Тут уж Валь даже не знала, что и ответить. В голове стало пусто, как в барабане. «Глен? Изменял?» – недоумевала она. Ей даже показалось, что барон вот-вот возникнет и начнёт отчитывать её за саму подобную мысль. Она ведь всегда была виновата в его прегрешениях.
Нет, если об этом думать, можно было совсем рухнуть в пропасть. Надо было быть сильнее. Валь чуть улыбнулась и свела брови.
– Ну?
– Деревянную змейку. Я её сделал и разрисовал как Вдовичку. Правда, я потерял её, как вернулся в Брендам.
– А я тебе купила «Путешествие Гилберта в страну лошадей». Ещё думала, не слишком ли это несерьёзная литература, но сама я её всегда читала с удовольствием. Хорошая сказка.
– А та ночь в «Рогатом Уже» ведь была моим днём рождения. Я только недавно это понял. Выходит, этот граф подарил мне вторую жизнь тогда. И вот что я хочу в связи с этим сказать. Если ты любишь его, то и я, и Кея, и Банди, мы бы все тебя поддержали.
– Кея… – пробормотала Валь. – Значит, в высшем обществе у меня всё это время была только одна подруга.
– Зато какая! А у меня – Бархотка. Иногда не стыдно попросить помощи у друзей, ма. Особенно таких проверенных, как наши.

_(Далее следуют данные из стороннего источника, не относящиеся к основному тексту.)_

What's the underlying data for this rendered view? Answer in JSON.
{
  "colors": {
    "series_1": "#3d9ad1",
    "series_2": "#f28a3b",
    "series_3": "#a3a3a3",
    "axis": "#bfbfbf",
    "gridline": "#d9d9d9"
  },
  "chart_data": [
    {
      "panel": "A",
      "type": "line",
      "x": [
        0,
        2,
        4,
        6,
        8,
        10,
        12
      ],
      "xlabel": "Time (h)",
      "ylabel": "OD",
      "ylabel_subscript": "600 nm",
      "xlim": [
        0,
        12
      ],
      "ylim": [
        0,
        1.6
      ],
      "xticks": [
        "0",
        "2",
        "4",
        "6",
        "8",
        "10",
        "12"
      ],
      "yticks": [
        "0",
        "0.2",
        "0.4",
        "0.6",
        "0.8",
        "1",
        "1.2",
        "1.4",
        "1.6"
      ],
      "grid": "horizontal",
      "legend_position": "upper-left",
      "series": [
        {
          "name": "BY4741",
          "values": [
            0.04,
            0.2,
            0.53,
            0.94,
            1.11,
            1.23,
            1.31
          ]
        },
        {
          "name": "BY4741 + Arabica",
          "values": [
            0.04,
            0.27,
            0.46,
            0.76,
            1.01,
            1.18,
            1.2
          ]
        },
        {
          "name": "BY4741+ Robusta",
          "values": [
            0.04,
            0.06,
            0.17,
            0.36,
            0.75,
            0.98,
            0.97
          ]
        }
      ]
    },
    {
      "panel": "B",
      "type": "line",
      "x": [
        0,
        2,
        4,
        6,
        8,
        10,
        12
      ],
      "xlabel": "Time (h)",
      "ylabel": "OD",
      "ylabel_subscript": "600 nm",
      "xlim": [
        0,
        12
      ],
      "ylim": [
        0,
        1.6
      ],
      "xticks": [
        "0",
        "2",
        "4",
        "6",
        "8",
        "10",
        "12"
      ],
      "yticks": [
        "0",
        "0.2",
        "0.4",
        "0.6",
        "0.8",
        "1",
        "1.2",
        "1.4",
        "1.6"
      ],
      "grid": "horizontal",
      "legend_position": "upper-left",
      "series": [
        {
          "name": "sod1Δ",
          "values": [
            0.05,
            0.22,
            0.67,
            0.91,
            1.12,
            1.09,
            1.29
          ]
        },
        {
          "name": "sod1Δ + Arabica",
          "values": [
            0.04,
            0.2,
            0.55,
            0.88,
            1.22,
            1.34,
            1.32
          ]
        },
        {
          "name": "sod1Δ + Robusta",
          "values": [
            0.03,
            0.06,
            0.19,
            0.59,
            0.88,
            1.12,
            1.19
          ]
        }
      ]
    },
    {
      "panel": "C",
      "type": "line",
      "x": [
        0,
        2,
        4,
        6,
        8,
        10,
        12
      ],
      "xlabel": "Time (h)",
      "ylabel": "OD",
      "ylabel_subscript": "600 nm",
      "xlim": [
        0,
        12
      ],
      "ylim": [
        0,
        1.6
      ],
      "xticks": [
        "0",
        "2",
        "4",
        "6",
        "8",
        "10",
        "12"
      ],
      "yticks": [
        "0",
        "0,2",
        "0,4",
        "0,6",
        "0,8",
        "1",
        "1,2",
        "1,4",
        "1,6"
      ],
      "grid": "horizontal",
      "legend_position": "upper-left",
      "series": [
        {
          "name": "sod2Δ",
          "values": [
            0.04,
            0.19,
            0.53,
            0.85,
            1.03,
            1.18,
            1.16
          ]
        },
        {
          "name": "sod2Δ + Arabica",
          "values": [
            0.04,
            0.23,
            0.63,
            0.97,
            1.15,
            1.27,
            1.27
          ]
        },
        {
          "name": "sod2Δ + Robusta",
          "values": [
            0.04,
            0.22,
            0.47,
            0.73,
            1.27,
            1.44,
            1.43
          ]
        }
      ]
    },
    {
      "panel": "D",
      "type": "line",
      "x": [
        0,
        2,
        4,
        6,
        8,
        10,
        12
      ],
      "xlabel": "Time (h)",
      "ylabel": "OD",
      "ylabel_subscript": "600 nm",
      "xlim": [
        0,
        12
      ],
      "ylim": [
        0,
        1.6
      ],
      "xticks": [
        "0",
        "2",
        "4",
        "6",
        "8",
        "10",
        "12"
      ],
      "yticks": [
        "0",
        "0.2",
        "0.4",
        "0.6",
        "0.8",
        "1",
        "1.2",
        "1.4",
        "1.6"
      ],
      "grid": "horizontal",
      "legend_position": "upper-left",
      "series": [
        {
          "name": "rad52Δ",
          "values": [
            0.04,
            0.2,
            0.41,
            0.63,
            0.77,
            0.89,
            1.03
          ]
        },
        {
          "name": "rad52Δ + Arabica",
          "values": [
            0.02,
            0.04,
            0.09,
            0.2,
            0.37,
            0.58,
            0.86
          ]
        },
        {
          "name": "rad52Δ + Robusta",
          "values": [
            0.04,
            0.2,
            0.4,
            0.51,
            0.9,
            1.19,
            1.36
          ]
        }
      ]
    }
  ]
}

– Да, мой хороший, – кивнула Валь и обессиленно опустила веки. Мак выпал из её пальцев и упал на воду. Булькнул практически закрытый бутон. Его лепестки, намокая, потемнели.
Сепхинор надеялся, что помог ей, но она испросила у него разрешения продолжать уходить по ночам на озеро, если ей вздумается. И он, конечно, не мог возражать.
До той ночи, когда он проснулся, предчувствуя беду. Звёзд не было видно. За окном назревала могучая гроза, а постель была едва тёплой. Сепхинор вскочил и понял: он упускал слишком многое. Она не горюет. Она, должно быть, уходит. Как её отец. Становится апатичной и погружённой в себя, и в уши ей задувает как назло близкий гул Дола Иллюзий!
Не просто так его подбросило из сна испугом. Он почувствовал, что что-то будет. Но он не собирался расставаться с нею. Только не так! Её отец ушёл на вершине славы, всеми уважаемый и любимый. А она, что же, исчезнет, как бесславная изгнанница? «Нет, нет, нет!» – думал он и вновь мчал Фигаро через маковое поле.
Ожившее молниями небо не пугало ни его, ни бравого жеребца. Они примчались к водопадам и замерли, прислушиваясь к далёкому раскату. Ни ночной рубашки на валуне, ни полотенца на ветке. Её не было.
Она ушла!
Нет!
Сепхинор забегал глазами в поисках каких-нибудь следов. И ему показалось, что он видит примятые папоротники по правую руку. Едва заметная тропа уводила куда-то, должно быть, в те самые края, куда нет пути живым.